14 DAY TRIAL // A new data breach has been recorded in the state of Vermont, with customers of Simms, retailer of high-end fishing gear, being caught in the hook by the cybercriminals.
Weston Fricke, vice president of finance at the company, says that the incident was discovered at the beginning of the month, on November 6, but malware had been planted on the online check-out system since September 1.
CVV codes have been exposed
The threat has been removed, although cybercriminals were able to access names, addresses and credit card information consisting of card number, expiration date and the CVV2 (card verification value) code.
Online merchants are recommended not to store the CVV2 code on their systems as it is against the Payment Card Industry Data Security Standard (PCI DSS), specifically to reduce the risk of fraud.
This code serves in online shopping sessions to verify that the buyer actually has the card in their possession at the time of purchase. Without this number, cybercriminals are not able to charge the card illegally, even if the card number, its expiration date and the name of the owner are known.
Complimentary identity theft protection provided for one year
In a letter addressed to the affected individuals, Fricke says that there is no indication that the stolen information has been misused.
The nature of the malware remains unknown at the moment, but Simms assures that all threats have been eliminated from their systems by the website hosting service. Law enforcement has been contacted and is offered full cooperation, Fricke says.
However, the company contracted the services of an identity protection service and is offering the impacted customers free membership for a period of one year. In case of fraud, the service will do the work to recover the financial losses, restore the credit, and ensure that no damage is imparted on the customer’s identity.

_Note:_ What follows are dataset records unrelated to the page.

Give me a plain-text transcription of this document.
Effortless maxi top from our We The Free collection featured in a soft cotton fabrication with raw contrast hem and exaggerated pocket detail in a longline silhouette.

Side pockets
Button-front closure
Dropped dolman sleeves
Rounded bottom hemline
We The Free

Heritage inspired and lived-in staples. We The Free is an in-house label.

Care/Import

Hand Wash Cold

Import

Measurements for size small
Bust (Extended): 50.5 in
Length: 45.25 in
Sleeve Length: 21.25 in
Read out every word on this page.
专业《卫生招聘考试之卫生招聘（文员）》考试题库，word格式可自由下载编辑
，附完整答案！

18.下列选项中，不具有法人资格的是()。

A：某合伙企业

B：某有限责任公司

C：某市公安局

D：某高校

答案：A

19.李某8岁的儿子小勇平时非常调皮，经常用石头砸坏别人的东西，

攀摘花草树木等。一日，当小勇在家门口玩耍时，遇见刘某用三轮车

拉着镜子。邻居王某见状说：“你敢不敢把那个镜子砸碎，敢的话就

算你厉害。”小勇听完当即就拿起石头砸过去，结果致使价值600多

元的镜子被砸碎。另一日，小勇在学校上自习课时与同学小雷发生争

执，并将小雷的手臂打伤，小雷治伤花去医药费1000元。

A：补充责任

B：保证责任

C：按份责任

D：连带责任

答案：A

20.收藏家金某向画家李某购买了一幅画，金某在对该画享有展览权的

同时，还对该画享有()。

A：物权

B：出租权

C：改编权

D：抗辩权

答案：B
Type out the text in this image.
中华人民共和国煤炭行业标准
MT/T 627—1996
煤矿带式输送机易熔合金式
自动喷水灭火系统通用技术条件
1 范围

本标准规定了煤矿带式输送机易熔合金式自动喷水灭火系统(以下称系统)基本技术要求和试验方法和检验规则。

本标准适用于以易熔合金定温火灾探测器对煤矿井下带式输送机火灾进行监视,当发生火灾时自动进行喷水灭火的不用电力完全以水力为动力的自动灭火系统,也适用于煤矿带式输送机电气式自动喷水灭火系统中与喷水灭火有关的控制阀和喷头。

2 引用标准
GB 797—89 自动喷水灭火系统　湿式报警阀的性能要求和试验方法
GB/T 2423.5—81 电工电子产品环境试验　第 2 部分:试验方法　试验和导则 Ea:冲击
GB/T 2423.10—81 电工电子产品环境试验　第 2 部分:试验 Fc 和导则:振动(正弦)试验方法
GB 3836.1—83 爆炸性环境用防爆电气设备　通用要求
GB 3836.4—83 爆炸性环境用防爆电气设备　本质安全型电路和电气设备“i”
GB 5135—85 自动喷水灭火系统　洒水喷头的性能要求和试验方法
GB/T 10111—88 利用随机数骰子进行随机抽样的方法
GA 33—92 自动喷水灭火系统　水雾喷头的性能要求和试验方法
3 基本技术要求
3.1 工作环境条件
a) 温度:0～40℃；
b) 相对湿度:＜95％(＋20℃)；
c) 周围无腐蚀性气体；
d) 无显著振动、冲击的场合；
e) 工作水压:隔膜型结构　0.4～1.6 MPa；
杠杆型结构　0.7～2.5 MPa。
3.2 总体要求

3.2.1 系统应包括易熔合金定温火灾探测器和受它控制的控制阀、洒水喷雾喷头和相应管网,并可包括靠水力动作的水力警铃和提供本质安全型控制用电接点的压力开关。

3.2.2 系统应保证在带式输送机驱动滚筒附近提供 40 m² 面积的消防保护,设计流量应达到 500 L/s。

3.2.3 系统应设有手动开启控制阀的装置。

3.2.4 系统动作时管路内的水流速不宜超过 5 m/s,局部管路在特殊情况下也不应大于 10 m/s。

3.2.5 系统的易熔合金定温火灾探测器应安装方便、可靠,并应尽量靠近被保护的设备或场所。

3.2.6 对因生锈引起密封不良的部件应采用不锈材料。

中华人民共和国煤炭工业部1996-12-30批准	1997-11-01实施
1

Despite the added protection, Simms still recommends clients to review financial statements on a regular basis and check the credit report. If suspicious activity is detected, the credit reporting agency should be contacted without delay.
Some of the clues that irregular activity has occurred include account or creditor inquiries that have not been initiated by the owner, or which are unknown.
“We recommend you remain vigilant with respect to reviewing your account statements and credit reports, and promptly report any suspicious activity or suspected identity theft to us and to the proper law enforcement authorities, including local law enforcement, your state’s attorney general and/or the Federal Trade Commission,” the letter says.